Why do car companies design cars with parts that are so hard to access (e.g. bolts, etc.)?
Back in the golden era of automobiles, cars were sold with the assumption that most people would be doing their own repairs, and designed with a (mostly) logical layout in the engine compartment so everything was easy to reach, adjust, remove, and replace.
Today, service is a profit center - for franchise dealerships, the big money isn't in sales, it’s in service. The layout of the engine compartment is designed using CAD software to maximize space, require special tools, more computer-controlled functionality instead of mechanical, and generally make access to components more challenging - which encourages (and sometimes forces) more people to go to the dealer for service and buy parts directly from the manufacturer.

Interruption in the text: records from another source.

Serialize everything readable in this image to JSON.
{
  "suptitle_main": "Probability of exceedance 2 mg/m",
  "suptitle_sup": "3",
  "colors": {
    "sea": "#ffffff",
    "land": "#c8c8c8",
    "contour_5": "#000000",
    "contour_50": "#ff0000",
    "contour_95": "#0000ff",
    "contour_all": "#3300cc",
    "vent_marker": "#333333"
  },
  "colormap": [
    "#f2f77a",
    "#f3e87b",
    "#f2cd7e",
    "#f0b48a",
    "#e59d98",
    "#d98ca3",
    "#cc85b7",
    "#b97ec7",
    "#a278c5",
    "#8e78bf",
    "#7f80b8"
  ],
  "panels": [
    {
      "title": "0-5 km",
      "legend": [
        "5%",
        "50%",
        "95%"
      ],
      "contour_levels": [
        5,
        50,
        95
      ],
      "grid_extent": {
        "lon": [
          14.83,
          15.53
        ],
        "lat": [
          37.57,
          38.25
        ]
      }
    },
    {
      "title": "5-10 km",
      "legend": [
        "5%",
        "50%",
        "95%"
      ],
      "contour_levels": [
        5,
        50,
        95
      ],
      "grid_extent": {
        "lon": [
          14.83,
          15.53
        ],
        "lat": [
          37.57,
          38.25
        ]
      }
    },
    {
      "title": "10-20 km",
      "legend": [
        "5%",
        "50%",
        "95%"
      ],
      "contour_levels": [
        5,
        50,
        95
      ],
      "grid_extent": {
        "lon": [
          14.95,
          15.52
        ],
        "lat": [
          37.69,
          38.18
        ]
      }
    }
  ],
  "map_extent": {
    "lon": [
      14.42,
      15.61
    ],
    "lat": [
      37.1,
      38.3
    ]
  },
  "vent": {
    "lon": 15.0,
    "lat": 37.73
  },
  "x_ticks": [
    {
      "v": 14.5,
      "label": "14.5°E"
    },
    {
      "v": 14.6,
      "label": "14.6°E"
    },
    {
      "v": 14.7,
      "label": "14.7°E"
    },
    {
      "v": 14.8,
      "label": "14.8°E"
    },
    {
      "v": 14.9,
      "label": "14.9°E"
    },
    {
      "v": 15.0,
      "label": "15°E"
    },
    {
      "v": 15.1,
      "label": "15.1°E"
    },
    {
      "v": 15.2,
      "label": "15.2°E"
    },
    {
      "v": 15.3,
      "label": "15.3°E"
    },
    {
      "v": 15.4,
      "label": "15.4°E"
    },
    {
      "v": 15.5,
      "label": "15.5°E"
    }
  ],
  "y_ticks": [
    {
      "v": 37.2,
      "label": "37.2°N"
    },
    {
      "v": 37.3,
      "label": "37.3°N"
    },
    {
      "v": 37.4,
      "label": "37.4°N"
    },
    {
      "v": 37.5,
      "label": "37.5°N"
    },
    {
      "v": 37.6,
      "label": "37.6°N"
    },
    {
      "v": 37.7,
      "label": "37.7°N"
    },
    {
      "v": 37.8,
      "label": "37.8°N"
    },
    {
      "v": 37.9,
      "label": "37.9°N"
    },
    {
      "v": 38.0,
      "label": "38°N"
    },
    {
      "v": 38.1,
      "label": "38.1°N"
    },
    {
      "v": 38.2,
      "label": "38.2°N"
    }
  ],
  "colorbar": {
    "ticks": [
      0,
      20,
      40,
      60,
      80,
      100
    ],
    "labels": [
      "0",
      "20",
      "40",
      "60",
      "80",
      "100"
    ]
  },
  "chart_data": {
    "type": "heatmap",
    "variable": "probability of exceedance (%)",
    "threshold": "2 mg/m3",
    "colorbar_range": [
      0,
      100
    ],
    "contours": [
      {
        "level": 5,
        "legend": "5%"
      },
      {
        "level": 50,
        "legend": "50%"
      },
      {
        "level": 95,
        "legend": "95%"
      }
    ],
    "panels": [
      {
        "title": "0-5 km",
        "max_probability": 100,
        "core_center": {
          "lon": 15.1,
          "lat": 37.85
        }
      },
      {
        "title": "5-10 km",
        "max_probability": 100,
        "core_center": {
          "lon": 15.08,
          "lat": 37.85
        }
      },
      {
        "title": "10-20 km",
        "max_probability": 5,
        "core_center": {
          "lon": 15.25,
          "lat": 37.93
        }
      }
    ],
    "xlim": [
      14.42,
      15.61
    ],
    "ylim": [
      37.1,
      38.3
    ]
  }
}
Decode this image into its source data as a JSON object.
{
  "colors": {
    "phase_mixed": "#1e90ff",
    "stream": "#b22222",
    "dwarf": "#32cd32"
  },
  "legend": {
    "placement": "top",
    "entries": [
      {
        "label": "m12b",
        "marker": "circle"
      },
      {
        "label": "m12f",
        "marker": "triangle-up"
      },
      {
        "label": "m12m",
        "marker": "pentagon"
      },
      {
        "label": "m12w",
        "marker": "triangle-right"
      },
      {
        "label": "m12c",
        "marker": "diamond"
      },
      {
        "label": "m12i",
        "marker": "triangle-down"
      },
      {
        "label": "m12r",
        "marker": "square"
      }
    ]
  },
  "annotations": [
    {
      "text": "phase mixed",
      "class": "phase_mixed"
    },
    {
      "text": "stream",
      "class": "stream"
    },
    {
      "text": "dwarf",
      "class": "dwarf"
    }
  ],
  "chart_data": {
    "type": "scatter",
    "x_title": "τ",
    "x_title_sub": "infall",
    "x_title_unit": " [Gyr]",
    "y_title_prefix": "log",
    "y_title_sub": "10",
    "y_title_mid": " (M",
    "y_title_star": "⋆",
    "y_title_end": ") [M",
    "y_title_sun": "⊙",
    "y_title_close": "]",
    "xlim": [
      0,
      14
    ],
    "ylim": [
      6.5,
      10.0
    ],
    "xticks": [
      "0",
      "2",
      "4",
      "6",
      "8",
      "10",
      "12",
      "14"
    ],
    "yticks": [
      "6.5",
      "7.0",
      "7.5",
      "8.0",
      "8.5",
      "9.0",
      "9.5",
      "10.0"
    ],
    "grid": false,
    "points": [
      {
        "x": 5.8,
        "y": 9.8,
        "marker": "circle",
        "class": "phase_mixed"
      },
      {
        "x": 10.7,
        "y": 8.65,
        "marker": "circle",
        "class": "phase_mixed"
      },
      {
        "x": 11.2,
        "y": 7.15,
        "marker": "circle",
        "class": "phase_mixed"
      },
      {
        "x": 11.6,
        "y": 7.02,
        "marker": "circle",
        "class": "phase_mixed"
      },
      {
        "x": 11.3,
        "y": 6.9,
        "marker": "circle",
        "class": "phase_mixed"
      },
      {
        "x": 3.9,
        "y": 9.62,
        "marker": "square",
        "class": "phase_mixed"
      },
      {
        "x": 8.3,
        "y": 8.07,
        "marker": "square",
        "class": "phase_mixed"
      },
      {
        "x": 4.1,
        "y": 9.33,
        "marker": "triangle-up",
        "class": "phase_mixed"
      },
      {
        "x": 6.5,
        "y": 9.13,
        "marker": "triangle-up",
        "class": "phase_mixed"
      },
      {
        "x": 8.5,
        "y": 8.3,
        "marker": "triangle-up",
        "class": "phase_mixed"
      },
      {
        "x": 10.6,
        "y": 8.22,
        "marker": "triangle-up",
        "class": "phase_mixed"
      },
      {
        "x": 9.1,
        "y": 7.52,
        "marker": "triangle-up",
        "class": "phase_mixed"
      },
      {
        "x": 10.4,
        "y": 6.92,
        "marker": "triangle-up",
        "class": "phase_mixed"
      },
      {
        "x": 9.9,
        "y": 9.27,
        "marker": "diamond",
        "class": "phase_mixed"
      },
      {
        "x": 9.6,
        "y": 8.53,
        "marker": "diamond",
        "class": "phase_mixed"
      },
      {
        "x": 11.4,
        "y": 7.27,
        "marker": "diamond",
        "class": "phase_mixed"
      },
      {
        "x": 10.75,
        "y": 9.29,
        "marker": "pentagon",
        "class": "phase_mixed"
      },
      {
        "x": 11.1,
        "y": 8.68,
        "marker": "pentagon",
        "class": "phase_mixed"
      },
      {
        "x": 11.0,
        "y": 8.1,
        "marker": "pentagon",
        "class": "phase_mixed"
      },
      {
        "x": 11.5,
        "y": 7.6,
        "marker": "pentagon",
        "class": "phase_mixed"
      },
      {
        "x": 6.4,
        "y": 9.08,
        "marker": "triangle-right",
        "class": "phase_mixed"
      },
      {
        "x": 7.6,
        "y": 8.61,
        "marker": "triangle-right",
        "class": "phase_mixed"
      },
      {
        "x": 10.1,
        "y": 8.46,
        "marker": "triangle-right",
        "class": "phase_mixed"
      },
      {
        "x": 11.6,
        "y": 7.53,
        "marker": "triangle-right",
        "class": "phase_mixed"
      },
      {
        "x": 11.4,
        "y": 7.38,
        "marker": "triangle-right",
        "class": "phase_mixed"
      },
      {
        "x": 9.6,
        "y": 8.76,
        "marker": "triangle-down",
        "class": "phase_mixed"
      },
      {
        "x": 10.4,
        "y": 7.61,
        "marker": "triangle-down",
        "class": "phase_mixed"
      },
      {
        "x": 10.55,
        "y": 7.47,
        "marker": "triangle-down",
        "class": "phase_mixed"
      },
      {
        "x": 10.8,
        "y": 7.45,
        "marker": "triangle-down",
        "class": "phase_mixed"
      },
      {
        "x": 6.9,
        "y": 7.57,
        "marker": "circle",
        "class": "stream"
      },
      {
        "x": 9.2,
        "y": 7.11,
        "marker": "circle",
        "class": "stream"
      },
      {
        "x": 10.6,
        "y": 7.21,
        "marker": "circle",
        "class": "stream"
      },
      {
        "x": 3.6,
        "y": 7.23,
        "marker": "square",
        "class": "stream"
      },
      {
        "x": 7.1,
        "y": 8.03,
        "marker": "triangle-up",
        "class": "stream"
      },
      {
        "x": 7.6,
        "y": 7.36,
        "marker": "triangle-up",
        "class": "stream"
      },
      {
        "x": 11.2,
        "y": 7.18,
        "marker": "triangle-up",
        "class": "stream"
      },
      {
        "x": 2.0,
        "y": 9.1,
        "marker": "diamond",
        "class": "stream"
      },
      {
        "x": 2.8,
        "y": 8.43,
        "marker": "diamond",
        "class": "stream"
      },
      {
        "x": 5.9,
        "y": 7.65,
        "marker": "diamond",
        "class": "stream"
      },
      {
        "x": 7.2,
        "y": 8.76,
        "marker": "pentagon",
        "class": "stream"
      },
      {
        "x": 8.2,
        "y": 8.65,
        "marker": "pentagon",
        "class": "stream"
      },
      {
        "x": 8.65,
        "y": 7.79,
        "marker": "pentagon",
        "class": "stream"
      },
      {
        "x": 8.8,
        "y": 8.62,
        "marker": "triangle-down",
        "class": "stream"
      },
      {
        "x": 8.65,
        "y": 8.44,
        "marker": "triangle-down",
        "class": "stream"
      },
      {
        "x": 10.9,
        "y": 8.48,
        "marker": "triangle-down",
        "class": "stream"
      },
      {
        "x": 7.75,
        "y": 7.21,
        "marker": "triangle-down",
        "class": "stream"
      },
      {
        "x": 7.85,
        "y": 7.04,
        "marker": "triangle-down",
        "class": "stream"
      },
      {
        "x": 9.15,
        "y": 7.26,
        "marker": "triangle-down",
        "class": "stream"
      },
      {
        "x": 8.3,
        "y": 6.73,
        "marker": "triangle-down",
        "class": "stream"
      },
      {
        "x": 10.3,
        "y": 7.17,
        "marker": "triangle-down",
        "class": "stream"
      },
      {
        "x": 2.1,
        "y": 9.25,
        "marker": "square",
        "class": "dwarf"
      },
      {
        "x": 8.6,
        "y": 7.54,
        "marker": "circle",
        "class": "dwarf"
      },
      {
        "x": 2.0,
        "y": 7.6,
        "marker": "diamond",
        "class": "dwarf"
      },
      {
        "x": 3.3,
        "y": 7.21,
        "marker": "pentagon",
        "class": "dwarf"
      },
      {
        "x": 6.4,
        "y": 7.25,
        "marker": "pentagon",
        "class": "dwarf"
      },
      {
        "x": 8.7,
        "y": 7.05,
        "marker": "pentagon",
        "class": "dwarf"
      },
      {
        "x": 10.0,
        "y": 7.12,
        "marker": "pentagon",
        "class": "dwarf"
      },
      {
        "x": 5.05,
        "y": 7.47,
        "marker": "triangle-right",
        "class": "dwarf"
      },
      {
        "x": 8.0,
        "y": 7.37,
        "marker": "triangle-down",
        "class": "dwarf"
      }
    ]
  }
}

On many vehicles, even just replacing a factory part with an aftermarket one leads to problems. A couple years ago I was seeing an O2 sensor code in a new Jeep, so I changed it out with a brand new Bosch sensor - keep in mind that Bosch practically invented the O2 sensor, and set the standard everyone else follows. Their quality is top notch. Yet, within a day after the swap, I started seeing other error codes that had nothing to do with the sensor. Thinking maybe I had a bad one, or it was for the wrong vehicle, I replaced it again and still had weird unrelated error codes. So I have a friend pull his factory sensor, tried it in mine, and immediately the random error codes stopped. The vehicle needed a factory part to work properly. Of course, the sensor from the manufacturer was $85 vs $22 for the Bosch.
I’ve seen this happen before with other vehicles and parts too … try changing the battery out in a C6 Corvette (2005 or newer) with anything but a Delco battery, and you’ll get charging system warnings on the screen, even when the specs are identical.
And if you have a BMW or Mercedes, anyone will tell you that if you ignore the service interval light, guess what, something will need to be serviced shortly thereafter.
Follow the money trail. If something doesn't make sense to you, it probably makes perfect sense to them. It keeps their hands in your pockets.